Ilustração
As câmaras analógicas “também têm sentimentos”
Ricoh, Hasselblad, Polaroid, Olympus, Korona, Zenit ou Pikachu Toy Cam fazem parte das 70 câmaras já desenhadas pelos designers gráficos de Barcelona David Ortiz e Núria Esteller i Fabra. Numa era predominantemente digital, onde as máquinas fotográficas analógicas são cada vez menos usadas, os ilustradores fazem questão de manter vivo o que já foi tendência e, para isso, criaram o projecto Camxatca — uma colecção de ilustrações de máquinas fotográficas analógicas porque, afinal, “elas também têm sentimentos”. “O que procuramos com a Camxatca é criar uma colecção de máquinas fotográficas, documentá-las, aprender sobre elas pelo caminho, conhecer o trabalho de outros fotógrafos e criar uma comunidade”, começa por explicar Núria ao P3.

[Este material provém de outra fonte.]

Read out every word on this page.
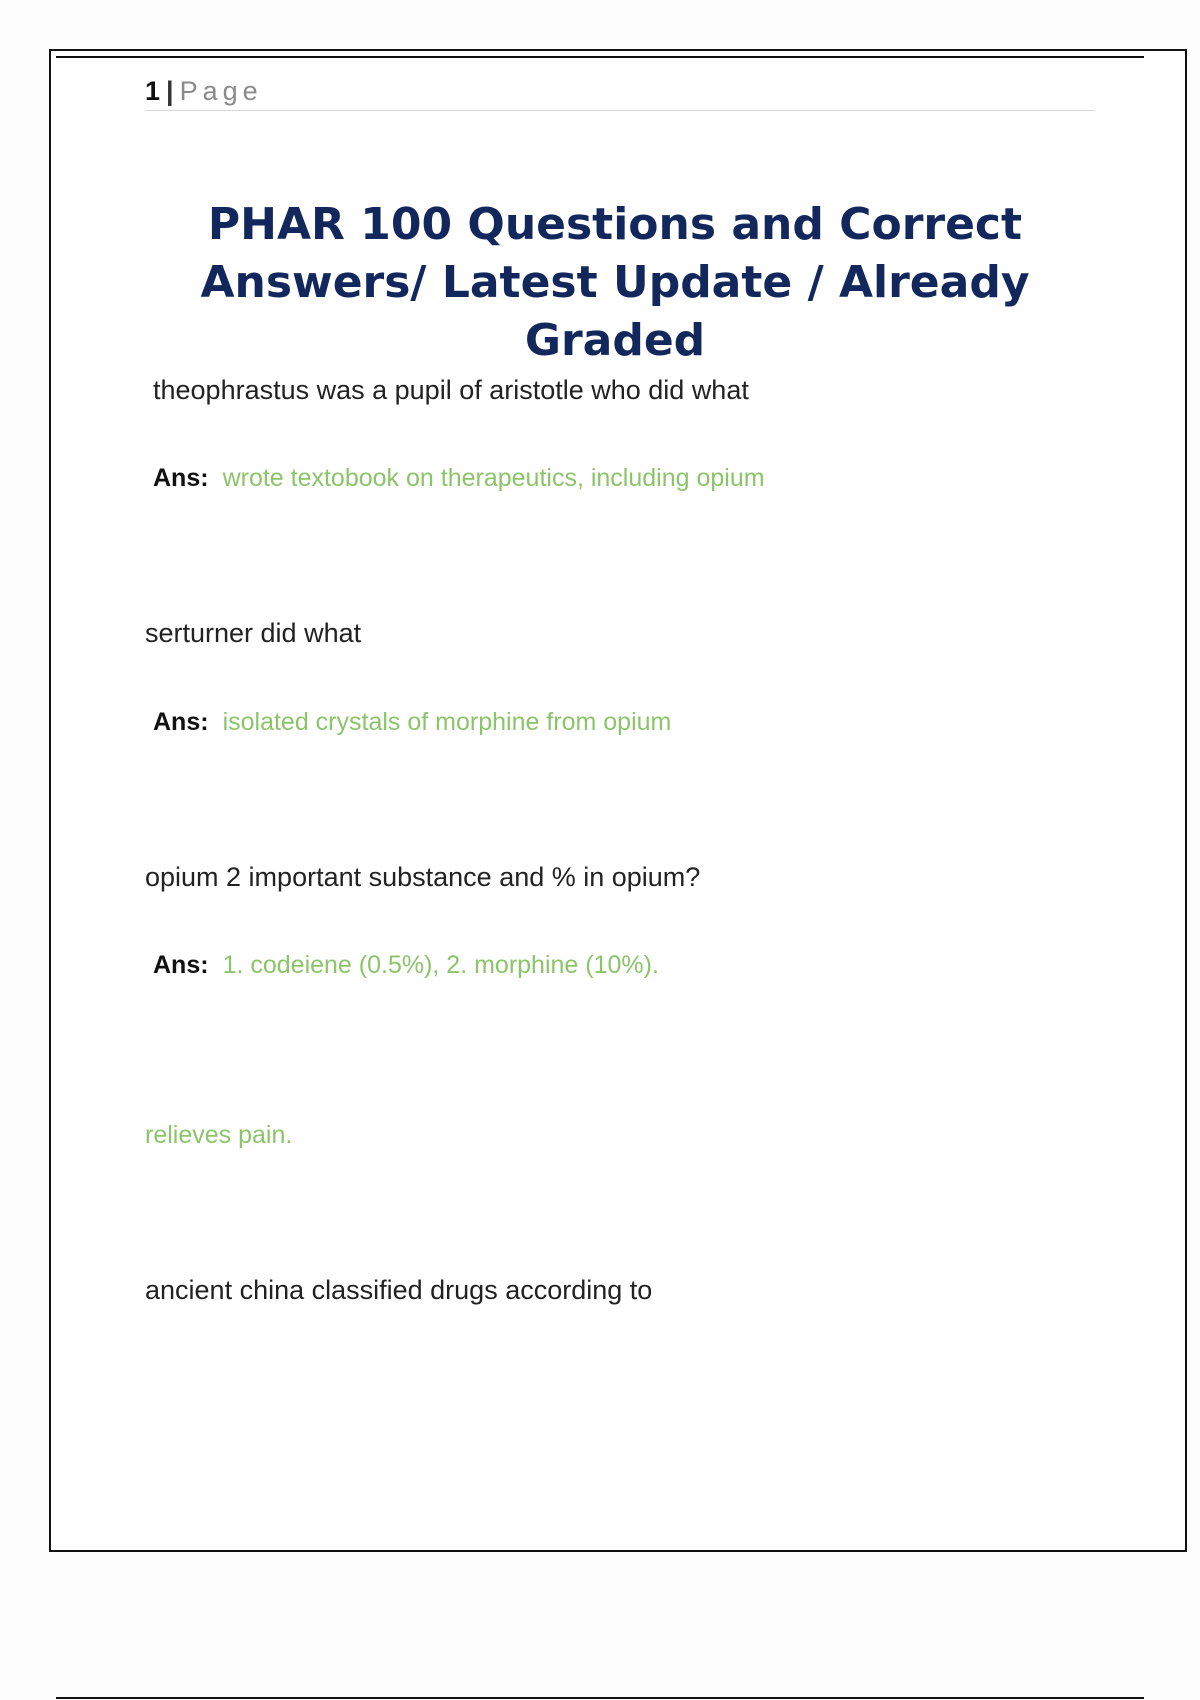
1 | Page
PHAR 100 Questions and Correct Answers/ Latest Update / Already Graded
theophrastus was a pupil of aristotle who did what
Ans: wrote textobook on therapeutics, including opium
serturner did what
Ans: isolated crystals of morphine from opium
opium 2 important substance and % in opium?
Ans: 1. codeiene (0.5%), 2. morphine (10%).
relieves pain.
ancient china classified drugs according to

O nome foi uma homenagem às primeiras câmaras dos ilustradores — a nipónica Olympus e a soviética Zenit — e à província de Kamchatka, ocupada pela Rússia e pelo Japão. A ideia nasceu em Março de 2020, durante o primeiro confinamento, quando o estúdio onde David trabalhava foi obrigado a fechar temporariamente. No início começou por desenhar objectos que encontrava no quarto, mas foi através da pequena colecção de analógicas que ocupavam a prateleira que tudo começou. “As câmaras acabaram por consumir mais tempo, ocupam mais horas do meu dia e são mais difíceis. A ilustração destes objectos cheios de peças, letras, formas e cores fez-me abstrair do caos exterior”, explica o designer gráfico.
Das câmaras pessoais passaram para as de amigos e assim por diante, até que, um ano depois, o que começou num quarto em Barcelona chegou até a fotógrafos dos “quatro cantos do mundo”. “Estamos muito entusiasmados por descobrir câmaras curiosas, falar com as pessoas que as utilizam e contar-nos a sua história.”
O conceito é simples, assim como o “traço arquitectónico” minimalista e propositadamente imperfeito que conferem a cada ilustração. Camxatca é um espaço de nostalgia, onde a técnica surge camuflada pelo verdadeiro propósito dos ilustradores: “o interesse na fotografia e na câmara como objecto de design”. A constante procura por novas câmaras e histórias, “a essência do projecto”, torna esta ideia muito mais do que um bonito feed de Instagram. Acompanhadas de cada ilustração surgem fotografias igualmente modestas e uma nova história que merece ser contada.
Para Núria, todas as câmaras são especiais, mas David tem duas que o marcaram, e não foi pelas horas de trabalho que exigiram. “A Korona View de Martí Andiñach, um fotógrafo de Barcelona especializado na técnica do colódio húmido do século XIX. Era muito especial, estava fora da norma, tal como a câmara do Pikachu, que me transportou para a minha infância.”
E quem pensa que escolher o próximo desenho é fácil que se desengane. Ilustram dez câmaras em simultâneo, mas, até chegar à parte de desenhar, que demora mais tempo quanto mais antiga for, é necessário passar por várias etapas. “Temos em conta o tipo de câmara, as cores, a composição na alimentação do perfil, se temos pronto o material e a informação da pessoa que participa em cada posto e se a pesquisa de cada câmara é feita por nós”, revela Núria.
Quer impliquem muitas horas de trabalho — como a detalhada Zeiss Icon Super Ikonta 531, uma relíquia dos tempos modernos, muito comum entre as décadas de 30 a 50 — ou poucas, a Camxatca está sempre pronta a desenhá-las e ideias não faltam. Para além de um site que funcionará como uma espécie de “biblioteca de câmaras analógicas”, a equipa está a pensar em estampar as ilustrações em têxteis ou produtos relacionados com o mundo analógico.